As we navigate 2026, the focus shifts to developing products that rely on generative AI as a collaborative partner. We need to see this technology as altering not only the speed at which we work, but the teams we hire, the businesses we develop, and the ideas we now have the time to explore.

FAQs

Why are tools like LangChain and Llamalndex important?
LangChain and Llamalndex serve as the infrastructure for connecting LLMs to external data sources. They enable techniques like RAG (Retrieval-Augmented Generation), allowing Al models to provide accurate answers based on specific, private, or real-time data.
What is the 'Corporate Arms Race' in Al?
The corporate arms race refers to the competition between tech giants (like Google and Microsoft) and open-source communities to develop the most capable AGI models. This involves massive investments in compute power, proprietary data, and talent.
How do autonomous Al agents differ from chatbots?

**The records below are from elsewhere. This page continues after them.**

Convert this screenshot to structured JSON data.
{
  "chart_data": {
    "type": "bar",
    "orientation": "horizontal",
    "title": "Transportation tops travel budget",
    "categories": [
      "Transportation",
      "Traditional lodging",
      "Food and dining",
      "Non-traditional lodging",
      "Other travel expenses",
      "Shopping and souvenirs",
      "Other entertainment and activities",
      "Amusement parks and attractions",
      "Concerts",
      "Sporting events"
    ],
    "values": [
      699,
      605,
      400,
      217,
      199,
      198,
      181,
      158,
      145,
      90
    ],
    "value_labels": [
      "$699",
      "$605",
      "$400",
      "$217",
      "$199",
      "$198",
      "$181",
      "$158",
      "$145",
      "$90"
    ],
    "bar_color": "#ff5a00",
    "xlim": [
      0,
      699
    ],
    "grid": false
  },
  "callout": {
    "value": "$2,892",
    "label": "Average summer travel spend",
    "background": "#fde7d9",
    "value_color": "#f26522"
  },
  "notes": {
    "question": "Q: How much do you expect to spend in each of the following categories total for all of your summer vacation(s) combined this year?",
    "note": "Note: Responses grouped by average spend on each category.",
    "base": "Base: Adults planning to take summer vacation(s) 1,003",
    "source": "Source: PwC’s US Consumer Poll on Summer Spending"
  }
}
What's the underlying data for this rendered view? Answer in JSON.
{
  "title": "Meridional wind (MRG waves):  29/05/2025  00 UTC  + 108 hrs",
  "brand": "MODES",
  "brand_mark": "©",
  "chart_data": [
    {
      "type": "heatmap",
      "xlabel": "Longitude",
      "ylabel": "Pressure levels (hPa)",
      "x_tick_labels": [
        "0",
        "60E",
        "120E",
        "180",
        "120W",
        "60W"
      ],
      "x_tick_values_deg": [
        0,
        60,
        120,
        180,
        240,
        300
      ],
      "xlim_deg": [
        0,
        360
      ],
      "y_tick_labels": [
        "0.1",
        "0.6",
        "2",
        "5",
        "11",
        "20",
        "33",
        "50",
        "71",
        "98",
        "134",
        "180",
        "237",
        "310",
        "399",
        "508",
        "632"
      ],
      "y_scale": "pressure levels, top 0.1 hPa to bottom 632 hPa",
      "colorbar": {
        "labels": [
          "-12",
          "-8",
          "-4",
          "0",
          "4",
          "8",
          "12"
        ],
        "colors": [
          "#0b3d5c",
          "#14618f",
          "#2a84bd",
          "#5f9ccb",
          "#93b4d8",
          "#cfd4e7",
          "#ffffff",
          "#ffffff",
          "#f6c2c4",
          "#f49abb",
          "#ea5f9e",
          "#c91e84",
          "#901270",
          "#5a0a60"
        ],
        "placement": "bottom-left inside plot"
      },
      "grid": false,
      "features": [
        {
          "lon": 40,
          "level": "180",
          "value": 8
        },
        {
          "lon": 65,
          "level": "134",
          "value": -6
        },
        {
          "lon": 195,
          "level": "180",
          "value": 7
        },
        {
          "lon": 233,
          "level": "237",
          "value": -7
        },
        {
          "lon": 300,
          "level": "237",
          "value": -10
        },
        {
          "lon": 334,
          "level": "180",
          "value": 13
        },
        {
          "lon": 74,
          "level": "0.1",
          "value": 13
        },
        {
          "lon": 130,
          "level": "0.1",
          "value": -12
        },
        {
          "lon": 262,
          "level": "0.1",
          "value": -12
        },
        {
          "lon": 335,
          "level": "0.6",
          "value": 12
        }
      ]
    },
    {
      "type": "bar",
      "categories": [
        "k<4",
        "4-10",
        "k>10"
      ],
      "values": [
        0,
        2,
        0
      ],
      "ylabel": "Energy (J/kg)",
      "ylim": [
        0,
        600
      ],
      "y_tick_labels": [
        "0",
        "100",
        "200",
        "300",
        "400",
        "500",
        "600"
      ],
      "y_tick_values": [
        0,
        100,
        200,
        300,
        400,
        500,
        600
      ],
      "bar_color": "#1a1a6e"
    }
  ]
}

While chatbots passively respond to user prompts, autonomous agents can reason, plan, and execute multi-step workflows to achieve a goal. Agents utilize tools, browse the web, and interact with other software systems without constant human intervention.
What is the difference between Predictive Al and Generative Al?
Predictive Al analyzes historical data to forecast future outcomes, such as classifying emails or predicting stock prices. Generative Al, by contrast, creates new data—text, images, or code—by learning patterns from existing datasets to produce novel outputs.